I lived up in Monterey for about six months because my daughter lives there. I left cause my old job down in Santa Barbara came alive again and it was too good a situation to pass up. I really fell in love with
Monterey, with the delicious cool, foggy ocean air, with that unparalleled rocky
coastline, and with the poetic, musical, artistically inspiring ambiance of the place. When I was
there, there was a gathering of an unprecedented number of sea lions from far and
wide, who played and laughed and sang and lay around on the rocks all the time. I could hear that sound coming in through my bedroom window accompanied by that cool moist air. I lived about a half-mile from the
water's edge. It was a masterpiece symphony all day and night, so I wrote a love song about it.
7. The Visitor
I arrived at my office in Santa Barbara early one morning and I went out onto the courtyard to water some
plants, part of my regular morning routine. I was stunned to find myself face to face with a young man who was just getting up off the ground where he had obviously been sleeping. The fear in both of our hearts was palpable. I asked if he slept there every
night, and he could not answer cause he had no English. He was obviously an illegal Mexican running scared in search of a better life. I felt an incredible surge of protective love and compassion for
him, but I was alone in the office and he was alone in the world so we were both pretty scared. But we worked through
it, and pretty soon, he was gone. I hope he's OK.
8. Like a River
I was living in Santa Barbara and my
partner, John, had returned to his hometown of Albuquerque and he wanted me to come live with him.
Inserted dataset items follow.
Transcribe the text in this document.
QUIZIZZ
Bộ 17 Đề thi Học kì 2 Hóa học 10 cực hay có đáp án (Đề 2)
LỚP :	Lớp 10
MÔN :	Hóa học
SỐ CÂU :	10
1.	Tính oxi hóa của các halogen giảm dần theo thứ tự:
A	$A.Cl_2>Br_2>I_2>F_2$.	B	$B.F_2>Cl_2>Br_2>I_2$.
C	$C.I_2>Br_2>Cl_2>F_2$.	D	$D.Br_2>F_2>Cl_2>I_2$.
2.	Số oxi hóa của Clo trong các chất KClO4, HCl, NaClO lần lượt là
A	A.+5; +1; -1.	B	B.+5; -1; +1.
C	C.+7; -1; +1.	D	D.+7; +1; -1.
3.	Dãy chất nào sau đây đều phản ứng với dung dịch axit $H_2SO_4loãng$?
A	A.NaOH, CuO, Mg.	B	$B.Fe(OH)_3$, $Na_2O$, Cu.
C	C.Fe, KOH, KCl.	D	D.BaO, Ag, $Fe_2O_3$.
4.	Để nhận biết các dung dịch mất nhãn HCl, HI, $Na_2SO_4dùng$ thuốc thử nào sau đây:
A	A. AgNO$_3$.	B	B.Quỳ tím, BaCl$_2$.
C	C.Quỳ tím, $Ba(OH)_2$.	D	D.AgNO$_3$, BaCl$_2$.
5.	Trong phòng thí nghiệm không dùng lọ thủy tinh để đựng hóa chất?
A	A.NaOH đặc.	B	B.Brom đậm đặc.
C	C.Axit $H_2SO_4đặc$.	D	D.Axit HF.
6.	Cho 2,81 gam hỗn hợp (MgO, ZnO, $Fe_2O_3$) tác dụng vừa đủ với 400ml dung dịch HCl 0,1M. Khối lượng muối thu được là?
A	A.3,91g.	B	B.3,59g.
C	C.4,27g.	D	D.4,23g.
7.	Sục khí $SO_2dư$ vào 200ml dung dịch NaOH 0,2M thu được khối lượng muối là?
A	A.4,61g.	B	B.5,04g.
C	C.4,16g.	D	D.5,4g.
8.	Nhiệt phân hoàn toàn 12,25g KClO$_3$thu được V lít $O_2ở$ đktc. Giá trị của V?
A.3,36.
I was feeling some conflict about all of
it, and was sitting in front of the fireplace one evening, contemplating the mysterious pleasures and pains of love
relationships, and the song started. My engineer in Monterey re-wrote the first two lines. I think
they're really nice. The main theme is that when two separate people come together in
love, its like they become one thing, just like when a river flows into an
ocean, it becomes just all one body of water. And sometimes we like that and stay with
it, and sometimes we don't.
This was written in Pennsylvania when I beginning to get that familiar urge to go back out west. I wanted to try to explain this gypsy life I lead and I wanted to ask my friends and family to forgive me and bless me for my weirdness. I was working at my
brother's manufacturing company, and the recording studio I used (Four Star Studios) had rented space
there, so I went out onto the factory floor and invited anybody who could sing to come into the studio and sing on the chorus. We all had a great time doing that
- It was everybody's one chance to be a rock star. We called it the MPI chorus.
10. Coyote Moon
Southwest, the Pueblo Indian tribes name the full moons of every month. This is probably true all over the world with native people who are intimately connected to nature. I was looking through the window of my little farmhouse in Pennsylvania at the brilliant February full moon. I read somewhere that different Pueblo tribes had named this moon the Snow
moon, the Hungry Moon, the Frightened Coyote moon. These names seemed incredibly poetic and accurate to me. It was one of those mind-stopping moments when we become like newborns in a grown up body
- all innocent and new and open to all the magic that life has to offer. I'm never sure whether anybody gets the song
- Even I am bewildered by it sometimes - but it was nevertheless utterly true in that moment. People seem to like it and feel served by it when they hear it.